MELODY’S ECHO CHAMBER Unclouded
UNCLOUDED von MELODY’S ECHO CHAMBER zeigt eine Künstlerin zwischen Reduktion und Rätsel: klare Konturen, feine Brüche, schweifende Stimmen. Ein Album über Gegenwart, Konzentration, Selbstbehauptung.
Melody Prochet kehrt mit „Unclouded“ an einen Punkt zurück, den ihre Diskografie immer umkreiste: die Frage, wie viel Raum psychedelischer Pop tatsächlich benötigt. Die französische Musikerin, einst mit weit verzweigten Songarchitekturen unterwegs, setzt nun auf eine auffällige Verdichtung, was keineswegs automatisch zu größerer Ausdruckskraft führt. Zwölf Stücke in knapp dreißig Minuten erzeugen einen Rhythmus, der eher flüchtig wirkt. Trotz illustrer Gäste wie Sven Wunder, Malcolm Catto, Josefin Runsteen oder Reine Fiske entsteht kein Gefühl radikaler Neuerfindung.
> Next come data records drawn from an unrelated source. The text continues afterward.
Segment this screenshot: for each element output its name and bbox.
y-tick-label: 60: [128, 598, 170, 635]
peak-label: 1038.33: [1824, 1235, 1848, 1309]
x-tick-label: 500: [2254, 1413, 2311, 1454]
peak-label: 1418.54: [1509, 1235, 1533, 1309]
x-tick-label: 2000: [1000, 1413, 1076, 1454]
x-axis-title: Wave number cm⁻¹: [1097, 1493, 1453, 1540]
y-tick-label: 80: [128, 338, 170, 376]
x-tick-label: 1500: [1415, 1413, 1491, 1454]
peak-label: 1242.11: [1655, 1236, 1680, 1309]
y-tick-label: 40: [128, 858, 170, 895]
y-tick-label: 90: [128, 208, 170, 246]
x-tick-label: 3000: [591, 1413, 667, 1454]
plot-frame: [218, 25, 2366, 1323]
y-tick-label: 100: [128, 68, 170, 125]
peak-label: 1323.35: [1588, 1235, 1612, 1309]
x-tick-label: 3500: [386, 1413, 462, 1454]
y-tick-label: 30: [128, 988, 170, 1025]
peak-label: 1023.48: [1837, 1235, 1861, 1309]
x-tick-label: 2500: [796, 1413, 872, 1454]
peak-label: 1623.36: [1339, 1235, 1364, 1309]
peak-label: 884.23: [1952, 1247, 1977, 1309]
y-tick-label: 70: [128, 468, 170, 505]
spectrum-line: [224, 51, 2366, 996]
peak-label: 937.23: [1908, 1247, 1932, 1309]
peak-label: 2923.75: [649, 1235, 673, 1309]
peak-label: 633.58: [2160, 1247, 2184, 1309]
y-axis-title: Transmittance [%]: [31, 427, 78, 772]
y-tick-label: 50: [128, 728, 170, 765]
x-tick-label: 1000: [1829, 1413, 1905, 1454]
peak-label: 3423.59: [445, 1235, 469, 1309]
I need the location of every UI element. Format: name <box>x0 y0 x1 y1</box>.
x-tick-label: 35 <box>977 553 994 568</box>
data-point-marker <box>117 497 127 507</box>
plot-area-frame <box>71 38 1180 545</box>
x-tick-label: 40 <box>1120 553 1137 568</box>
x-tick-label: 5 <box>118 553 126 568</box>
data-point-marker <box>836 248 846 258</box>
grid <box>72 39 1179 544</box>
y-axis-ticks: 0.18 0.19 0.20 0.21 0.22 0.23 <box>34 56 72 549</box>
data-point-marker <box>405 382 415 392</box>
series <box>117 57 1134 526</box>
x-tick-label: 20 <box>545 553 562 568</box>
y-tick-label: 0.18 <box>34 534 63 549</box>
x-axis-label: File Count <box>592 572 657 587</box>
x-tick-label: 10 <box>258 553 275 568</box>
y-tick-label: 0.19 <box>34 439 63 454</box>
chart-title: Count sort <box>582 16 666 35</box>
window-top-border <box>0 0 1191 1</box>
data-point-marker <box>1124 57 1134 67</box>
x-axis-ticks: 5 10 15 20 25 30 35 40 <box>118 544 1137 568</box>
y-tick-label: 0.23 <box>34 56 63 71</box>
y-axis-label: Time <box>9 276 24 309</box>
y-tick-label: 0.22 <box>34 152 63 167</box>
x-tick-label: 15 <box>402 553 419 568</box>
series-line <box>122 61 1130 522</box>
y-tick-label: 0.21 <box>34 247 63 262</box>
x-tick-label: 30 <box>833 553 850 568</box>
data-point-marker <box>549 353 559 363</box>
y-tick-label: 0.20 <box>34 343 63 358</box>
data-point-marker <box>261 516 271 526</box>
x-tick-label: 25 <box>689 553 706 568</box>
Vielmehr gleitet die Produktion wie ein sanfter Strom dahin, mit reizvollen Details, die regelmäßig von einer wiederkehrenden ästhetischen Gleichförmigkeit überdeckt werden. Diese Spannung durchzieht das Album wie ein feiner Haarriss: punktuell faszinierend, im Gesamtverlauf erstaunlich risikoscheu.
Der Auftakt „The House That Doesn’t Exist“ zeichnet mit seinen Zeilen über ein nie existierendes Haus und „Blue shadows, view on the beach“ eine Traumkulisse, deren Transparenz zugleich Stärke und Schwäche offenbart. Die luftige Mischung aus Streicherflächen, zartem Groove und der vorsichtig schwebenden Stimme bleibt atmosphärisch überzeugend, ohne sich wirklich festzusetzen. „In the Stars“ wiederholt dieses Prinzip. Der Chorus kreist endlos um die titelgebenden Worte und spiegelt die Textzeile „Feel empty and cold“ eher unfreiwillig: ästhetisch anmutig, emotional erstaunlich weit entfernt. Sobald „Eyes Closed“ die Meeresmetaphorik weiterträgt, verschiebt sich die Aufmerksamkeit stärker auf Klangfarbe als auf motivische Entwicklung. Der Song lebt von einer feinen Bewegung zwischen Nachtbild und Aufhellung, verliert jedoch an Profil, je länger er seine eigenen Muster wiederholt.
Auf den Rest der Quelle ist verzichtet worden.